Maybe police body cams should be recording into an encrypted drive and simultaneously streaming to a drive sealed away in a black box in the cop car for error checking? And have NO ability to adjust the system in any way but with physical contact with some sort of unique dongle that registers infallibly when it's been used.
-Styopa
Lowest bidder wins gov't contract... Shitty product!
Noice
Why can't we go back to using jumpers to configure slot adapter cards? Why? I say!
We can call it the P.A.T.S.I. law or the (Police Anti-Tampering Security Intervention)
Careful on Single source supply. Interoperability might be more expensive in near term but will help bring costs down mid term.
So all those police videos of the police beating, kicking, shooting, and treating someone badly are all fake! Wow! ""Sarcasm"". If the hacking is that easy then why do we have so many police abuse videos, shouldn't we have none?
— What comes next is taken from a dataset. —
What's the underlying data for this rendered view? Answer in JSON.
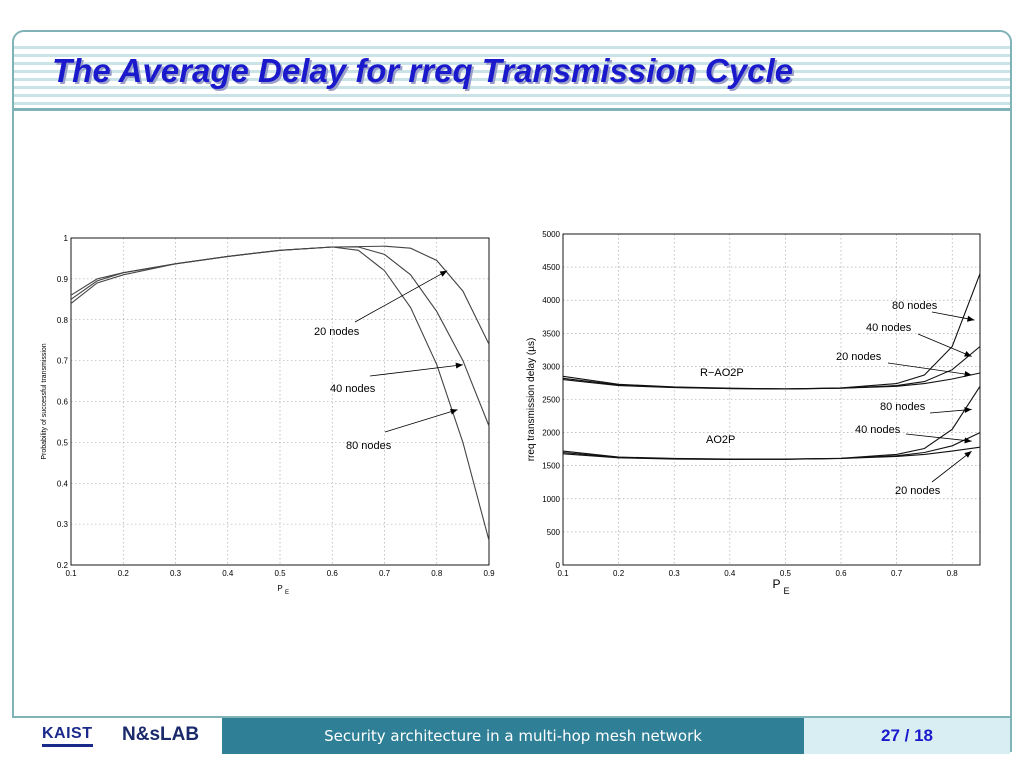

I toldja it's totally rigged, believe me! I did nothing, absoluuutely nothing! It's all fake footage. I did not attend that meeting; what you see on the video is a deeply state fake!
Officer is on duty. Something royally hits the fan and is captured on bodycam. Within a very short space of time, while still on the scene, the body cam is shut down and stored in an evidence bag. The providence of that evidence is documented and recorded.
From this point onwards the camera is powered off in a sealed tamper proof bag. It is then returned to the station and signed for. The bag is opened and the video is transferred to the storage system. Most likely the camera storage card is then also put into an evidence bag and sealed.
So where does the ability to hack these camera matter? You aren't editing the footage in any way during this window.
Just because a hack is possible doesn't mean there is a usage case for it.
Lets say you upload malware. Who cares. You manage to take out a camera or 2 before they get cleaned. meh.
So DON'T EVEN TRY...
Love, The Police State
This sounds interesting, hmmm?
they're not susceptible to Spectre/Meltdown! Based on the latest /. postings regarding S/M, if I'm not freaking out about it, all my passwords are stolen!!
Police Bodycams Can Be Hacked To Doctor Footage
It's a feature.
politicians are like babies' nappies: they should both be changed regularly and for the same reasons
How would a hacker be able to download the video, deep fake it, then reupload the file in the time your typical officer is at the crime scene?
Most likely scenerio is that the files simply get erased and the flash memory overwritten with garbage.
This Doctor Footage has been getting away with murder for decades. Why don't they just arrest him for Pete's sake?